Ukrainian drones struck an oil terminal and a naval base in St. Petersburg in the early hours of Wednesday, sending a towering column of black smoke over Russia's second city just as it was preparing to host thousands of international business delegates. The attack — one of the most significant on the city since Russia launched its full-scale invasion of Ukraine in February 2022 — coincided with the opening of the St. Petersburg International Economic Forum (SPIEF), an annual event that draws heads of state and corporate executives and was once known as "Russia's Davos." Russian authorities said air defences shot down 59 drones over the area, though several reached their targets. There were no reported deaths in the city, but multiple facilities in the Kirovsky and Krasnoselsky districts sustained damage, and Pulkovo Airport was temporarily closed, disrupting around thirty flights.

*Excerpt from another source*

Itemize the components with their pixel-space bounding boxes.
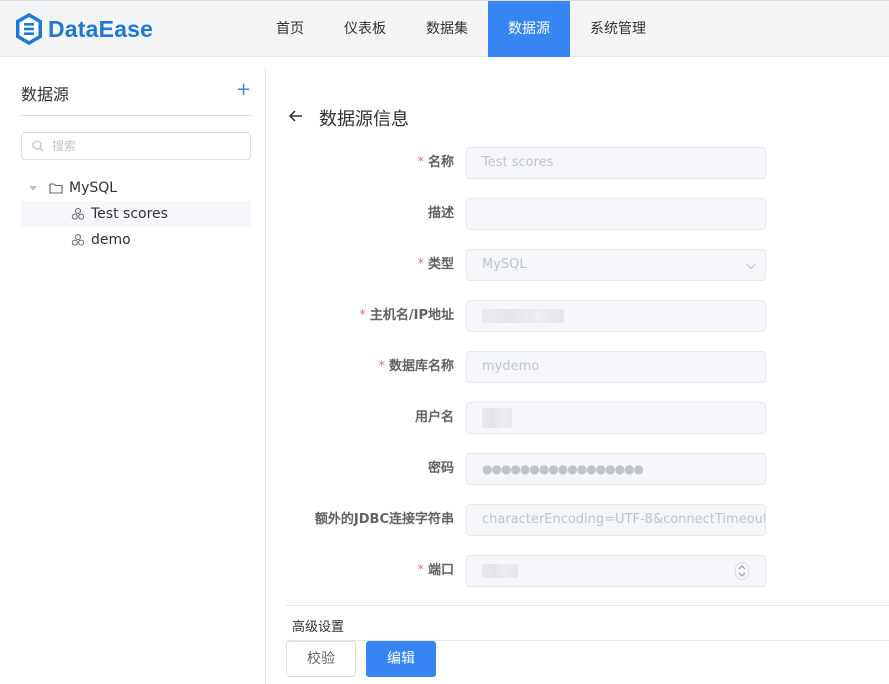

President Volodymyr Zelensky confirmed Ukraine's responsibility, saying drones had flown more than 1,000 kilometres to strike the oil terminal — described as one of the largest hydrocarbon transshipment hubs on the Baltic Sea — as well as military targets at Kronstadt, a fortified island town near St. Petersburg that serves as the main base of Russia's Baltic Fleet. Ukraine's military said it also struck the Russian corvette Boikiy docked at Kronstadt and released footage of the attack, though Russian authorities did not confirm damage to their vessels. Zelensky framed the strikes as a direct response to a massive Russian bombardment just 24 hours earlier, in which Moscow used 73 missiles and more than 650 drones against Kyiv and six other Ukrainian regions, killing at least 22 civilians. "The Ukrainian plan of long-range sanctions is being implemented exactly as it is needed to bring peace closer," Zelensky wrote on social media.
The timing was deliberate and pointed. Black smoke from the burning terminal was visible from the SPIEF conference venue as the first sessions began. The forum, running until Saturday under the theme "Pragmatic Dialogue — the Path to a Stable Future," is hosting some 20,000 guests from 130 countries, with President Vladimir Putin scheduled to deliver a keynote address on Friday. For the first time in nearly a decade, a US delegation is attending — a low-key group led by Rodney Mims Cook Jr., the head of the US Commission of Fine Arts. Kremlin spokesman Dmitry Peskov vowed Russia would deliver a "systemic" response to the strikes. EU foreign policy chief Kaja Kallas, meanwhile, said the attacks revealed "panic on the Russian side," arguing that Putin was escalating strikes on Ukrainian civilians because he was "losing money, men, and momentum."
The broader picture remains deeply troubling on both sides. US Secretary of State Marco Rubio warned of a "real" and growing risk of escalation, telling Congress that Ukraine had "become increasingly effective at conducting long-range strikes deep into Russia." He also acknowledged that neither side had yet shown willingness to make the concessions needed for peace. Separately on Wednesday, a Ukrainian drone struck a bus travelling through Russian-occupied eastern Ukraine, killing at least seven civilians — an incident Ukrainian authorities did not comment on. In Crimea — the peninsula annexed by Russia in 2014 — a Ukrainian strike on the regional capital Simferopol killed three people and wounded seven others, according to Moscow-installed authorities there. The cycle of strikes and counter-strikes underscores the war's intensifying reach, now extending from front-line positions deep into Russian and Ukrainian territory alike.